5G networks will generate 26 per cent of wireless service revenue in 2024, though that impressive share will not boost the overall performance of a stagnating global wireless market. This is the conclusion of a report from Strategy Analytics’ Service Provider Strategies service, Global Cellular Market: Strong 5G Outlook but Total Revenue and Profits Flat. The report predicts that the 5G market will begin to build real momentum in 2021 as network coverage improves, phone prices fall, and use cases mature.
While some markets have grown revenue with 4G services, the long term picture globally has been one where the majority of countries have found that 4G, at best, acts as a modest brake on consumer expectations, fueled by competitive pressure between operators, to spend less each month on more and more data. Between 2012 and 2018, when 4G grew from 4 per cent of all mobile subscriptions to 61 per cent globally, service revenue increased by less than 1 per cent. 5G’s impact will be equally disappointing.
Phil Kendall, Director of Strategy Analytics’ Service Provider Group, comments, “There is little to suggest from early 5G launch plans that any willingness to pay a 5G premium can be attached to the service element, rather than device element, of the proposition. Once 5G device prices begin to fall in 2021, the challenge for operators will then be how to monetize the significant additional capacity that the more widely deployed 5G networks will bring. Success here will come if operators can successfully execute on a needs-based segmentation of their customers’ 5G motivations, rather than compete on who has the fastest network and biggest data plans.”

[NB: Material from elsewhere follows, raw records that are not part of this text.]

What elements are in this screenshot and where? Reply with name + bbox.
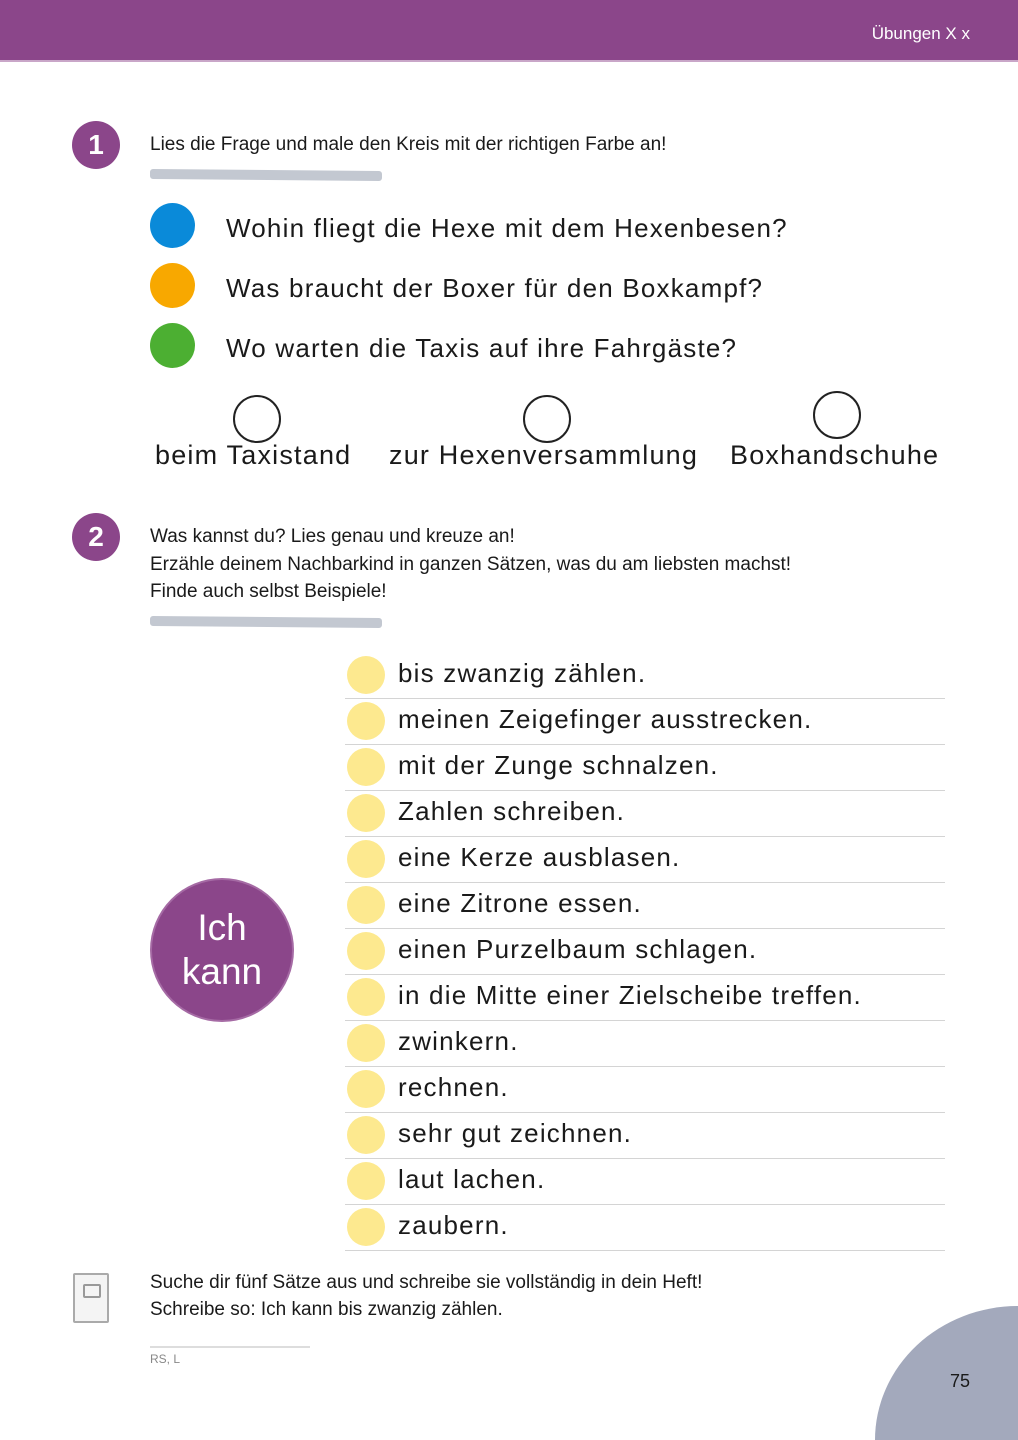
answer-circle[interactable] xyxy=(523,395,571,443)
checkbox-circle[interactable] xyxy=(347,794,385,832)
corner-decoration xyxy=(875,1306,1018,1440)
checkbox-circle[interactable] xyxy=(347,1162,385,1200)
checkbox-circle[interactable] xyxy=(347,748,385,786)
checklist-item: bis zwanzig zählen. xyxy=(345,652,945,699)
checkbox-circle[interactable] xyxy=(347,978,385,1016)
task3-line: Suche dir fünf Sätze aus und schreibe si… xyxy=(150,1272,703,1293)
checkbox-circle[interactable] xyxy=(347,932,385,970)
checklist-item: Zahlen schreiben. xyxy=(345,790,945,837)
page-number: 75 xyxy=(950,1371,971,1391)
checkbox-circle[interactable] xyxy=(347,1116,385,1154)
brush-stroke xyxy=(150,615,382,629)
color-dot-orange xyxy=(150,263,195,308)
checklist-item: laut lachen. xyxy=(345,1158,945,1205)
item-text: zwinkern. xyxy=(398,1026,519,1056)
item-text: eine Kerze ausblasen. xyxy=(398,842,681,872)
checkbox-circle[interactable] xyxy=(347,702,385,740)
color-dot-green xyxy=(150,323,195,368)
checklist-item: eine Kerze ausblasen. xyxy=(345,836,945,883)
brush-stroke xyxy=(150,168,382,182)
task2-instruction: Finde auch selbst Beispiele! xyxy=(150,581,387,602)
checklist-item: mit der Zunge schnalzen. xyxy=(345,744,945,791)
checklist-item: rechnen. xyxy=(345,1066,945,1113)
badge-line: Ich xyxy=(197,907,247,948)
notebook-icon xyxy=(73,1273,109,1323)
item-text: sehr gut zeichnen. xyxy=(398,1118,633,1148)
task2-instruction: Was kannst du? Lies genau und kreuze an! xyxy=(150,526,515,547)
item-text: einen Purzelbaum schlagen. xyxy=(398,934,758,964)
item-text: mit der Zunge schnalzen. xyxy=(398,750,719,780)
checklist-item: zaubern. xyxy=(345,1204,945,1251)
checkbox-circle[interactable] xyxy=(347,1024,385,1062)
item-text: rechnen. xyxy=(398,1072,509,1102)
badge-line: kann xyxy=(181,951,263,992)
answer-label: beim Taxistand xyxy=(155,440,352,470)
question: Wohin fliegt die Hexe mit dem Hexenbesen… xyxy=(226,213,788,243)
item-text: in die Mitte einer Zielscheibe treffen. xyxy=(398,980,862,1010)
color-dot-blue xyxy=(150,203,195,248)
task3-line: Schreibe so: Ich kann bis zwanzig zählen… xyxy=(150,1299,503,1320)
checklist-item: eine Zitrone essen. xyxy=(345,882,945,929)
header-bar: Übungen X x xyxy=(0,0,1018,62)
answer-label: Boxhandschuhe xyxy=(730,440,940,470)
footer-code: RS, L xyxy=(150,1352,181,1366)
item-text: eine Zitrone essen. xyxy=(398,888,642,918)
footer-divider xyxy=(150,1346,310,1348)
item-text: laut lachen. xyxy=(398,1164,546,1194)
task1-instruction: Lies die Frage und male den Kreis mit de… xyxy=(150,134,667,155)
task2-instruction: Erzähle deinem Nachbarkind in ganzen Sät… xyxy=(150,554,792,575)
item-text: meinen Zeigefinger ausstrecken. xyxy=(398,704,813,734)
item-text: Zahlen schreiben. xyxy=(398,796,626,826)
answer-circle[interactable] xyxy=(813,391,861,439)
checklist-item: meinen Zeigefinger ausstrecken. xyxy=(345,698,945,745)
checkbox-circle[interactable] xyxy=(347,1208,385,1246)
checkbox-circle[interactable] xyxy=(347,656,385,694)
ich-kann-badge: Ich kann xyxy=(152,880,292,1020)
checkbox-circle[interactable] xyxy=(347,1070,385,1108)
question: Was braucht der Boxer für den Boxkampf? xyxy=(226,273,764,303)
answer-circle[interactable] xyxy=(233,395,281,443)
checkbox-circle[interactable] xyxy=(347,886,385,924)
checklist-item: zwinkern. xyxy=(345,1020,945,1067)
item-text: bis zwanzig zählen. xyxy=(398,658,647,688)
checkbox-circle[interactable] xyxy=(347,840,385,878)
task-number-2: 2 xyxy=(72,513,120,561)
checklist-item: einen Purzelbaum schlagen. xyxy=(345,928,945,975)
checklist-item: sehr gut zeichnen. xyxy=(345,1112,945,1159)
task-number-1: 1 xyxy=(72,121,120,169)
answer-label: zur Hexenversammlung xyxy=(389,440,699,470)
checklist-item: in die Mitte einer Zielscheibe treffen. xyxy=(345,974,945,1021)
item-text: zaubern. xyxy=(398,1210,509,1240)
header-title: Übungen X x xyxy=(871,24,970,43)
question: Wo warten die Taxis auf ihre Fahrgäste? xyxy=(226,333,738,363)
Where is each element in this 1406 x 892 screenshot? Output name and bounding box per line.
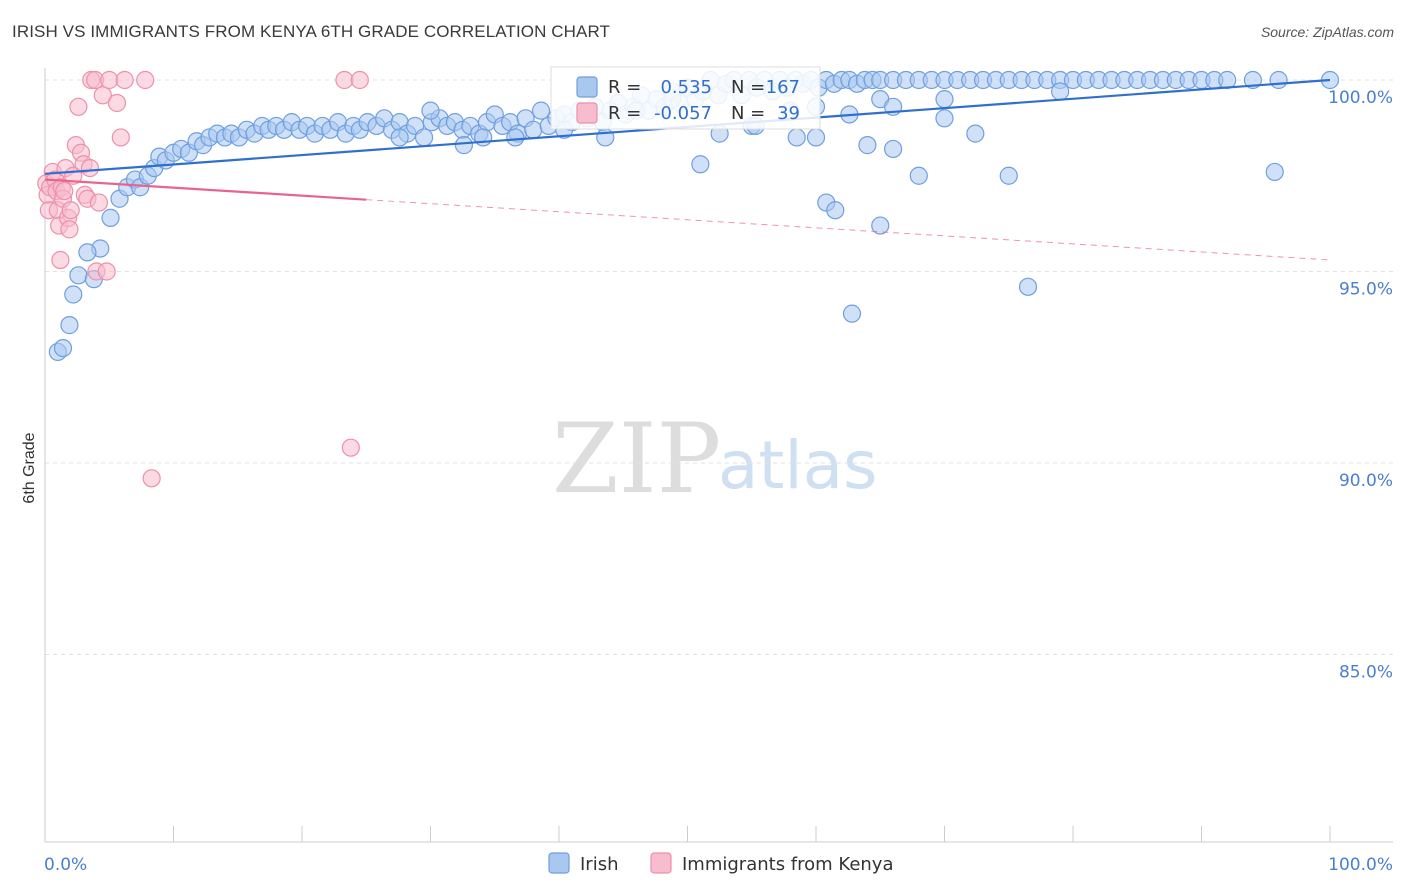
kenya-point xyxy=(55,181,74,201)
stats-legend: R = 0.535 N = 167 R = -0.057 N = 39 xyxy=(550,66,821,130)
legend-r-label-kenya: R = xyxy=(608,103,641,124)
kenya-point xyxy=(93,86,112,105)
kenya-point xyxy=(69,97,88,116)
irish-point xyxy=(883,139,903,159)
y-tick-label-2: 90.0% xyxy=(1339,471,1393,491)
grid xyxy=(45,79,1393,655)
irish-point xyxy=(858,136,877,155)
kenya-point xyxy=(97,262,116,281)
irish-point xyxy=(524,120,543,139)
bottom-legend-label-irish: Irish xyxy=(580,854,619,875)
legend-swatch-kenya xyxy=(576,102,598,124)
irish-point xyxy=(1051,82,1070,101)
y-tick-label-3: 85.0% xyxy=(1339,663,1393,683)
kenya-point xyxy=(60,220,79,239)
irish-point xyxy=(1218,70,1237,90)
legend-r-value-kenya: -0.057 xyxy=(654,103,712,124)
x-tick-label-min: 0.0% xyxy=(44,855,87,875)
source-label: Source: ZipAtlas.com xyxy=(1260,24,1394,40)
irish-point xyxy=(1269,70,1288,90)
axes xyxy=(44,68,1393,843)
kenya-point xyxy=(341,438,360,457)
irish-point xyxy=(691,155,710,174)
kenya-point xyxy=(100,70,119,90)
irish-point xyxy=(787,128,806,147)
irish-point xyxy=(909,166,928,185)
irish-point xyxy=(474,128,493,147)
irish-point xyxy=(999,166,1018,185)
legend-n-value-irish: 167 xyxy=(766,77,800,98)
kenya-point xyxy=(115,70,134,90)
irish-point xyxy=(60,316,79,335)
irish-point xyxy=(421,101,440,120)
legend-r-value-irish: 0.535 xyxy=(660,77,712,98)
y-tick-label-0: 100.0% xyxy=(1328,88,1393,108)
x-tick-label-max: 100.0% xyxy=(1328,855,1393,875)
irish-point xyxy=(871,216,890,235)
watermark-zip: ZIP xyxy=(552,403,721,515)
irish-point xyxy=(78,243,97,262)
bottom-legend-label-kenya: Immigrants from Kenya xyxy=(682,854,893,875)
irish-point xyxy=(1018,277,1038,296)
trend-line-kenya xyxy=(44,178,367,201)
irish-point xyxy=(935,109,954,128)
irish-point xyxy=(842,304,862,323)
irish-point xyxy=(390,128,409,147)
legend-n-label-irish: N = xyxy=(731,77,765,98)
kenya-point xyxy=(80,158,100,178)
y-axis-label: 6th Grade xyxy=(21,432,38,503)
legend-swatch-irish xyxy=(576,76,598,98)
irish-point xyxy=(69,266,88,285)
irish-point xyxy=(454,136,474,155)
kenya-point xyxy=(111,128,130,147)
irish-point xyxy=(966,124,985,143)
irish-point xyxy=(414,128,434,147)
y-tick-label-1: 95.0% xyxy=(1339,280,1393,300)
kenya-point xyxy=(89,193,109,212)
kenya-point xyxy=(51,250,70,270)
irish-point xyxy=(806,128,826,147)
irish-point xyxy=(826,201,845,220)
irish-point xyxy=(53,339,73,358)
watermark: ZIP atlas xyxy=(552,403,878,515)
legend-n-label-kenya: N = xyxy=(731,103,765,124)
irish-point xyxy=(1265,162,1284,182)
kenya-point xyxy=(136,70,155,90)
irish-point xyxy=(935,90,954,109)
irish-point xyxy=(531,101,551,120)
irish-point xyxy=(506,128,525,147)
y-tick-labels: 100.0% 95.0% 90.0% 85.0% xyxy=(1328,88,1393,683)
legend-r-label-irish: R = xyxy=(608,77,641,98)
kenya-point xyxy=(350,70,369,90)
irish-point xyxy=(101,208,120,227)
irish-point xyxy=(64,285,83,304)
watermark-atlas: atlas xyxy=(718,427,878,504)
chart-title: IRISH VS IMMIGRANTS FROM KENYA 6TH GRADE… xyxy=(12,22,611,41)
series-kenya xyxy=(37,70,369,488)
series-legend: Irish Immigrants from Kenya xyxy=(548,852,893,875)
kenya-point xyxy=(335,70,354,90)
legend-n-value-kenya: 39 xyxy=(777,103,800,124)
kenya-point xyxy=(142,469,161,488)
trend-line-extension-kenya xyxy=(366,199,1331,261)
kenya-point xyxy=(61,201,80,220)
bottom-legend-swatch-irish xyxy=(548,852,570,874)
kenya-point xyxy=(107,93,127,113)
bottom-legend-swatch-kenya xyxy=(650,852,672,874)
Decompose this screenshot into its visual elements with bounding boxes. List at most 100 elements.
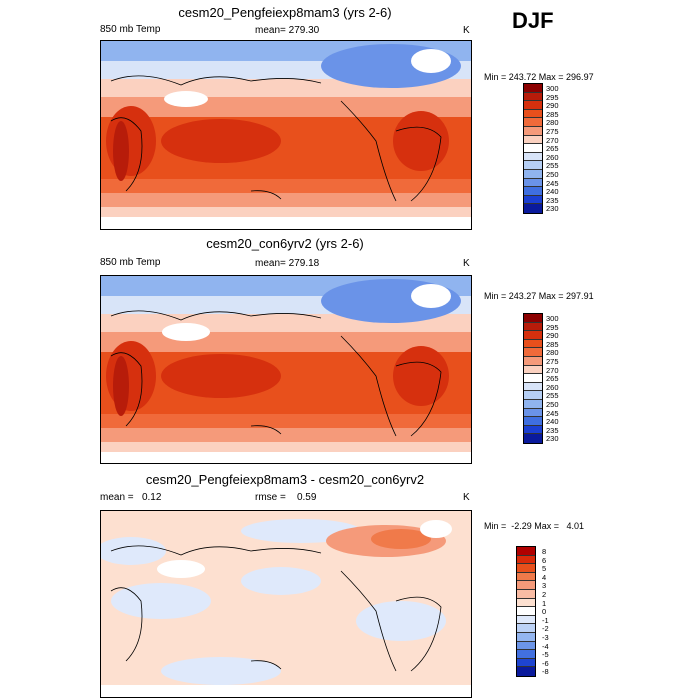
- panel3-units-label: K: [463, 492, 470, 503]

David Kerr, Senior VP Global Wireless Practice, adds, “4G LTE networks will host over 6 billion subscriptions by the end of 2024, over two thirds of all wireless subscriptions. Prior to and even alongside initial launches of 5G services, there is considerable time for 4G LTE platforms to evolve though LTE-Advanced and LTE-Advanced Pro technologies. LTE continues to have a bright future with much of Africa and Middle East still clinging to older generations.”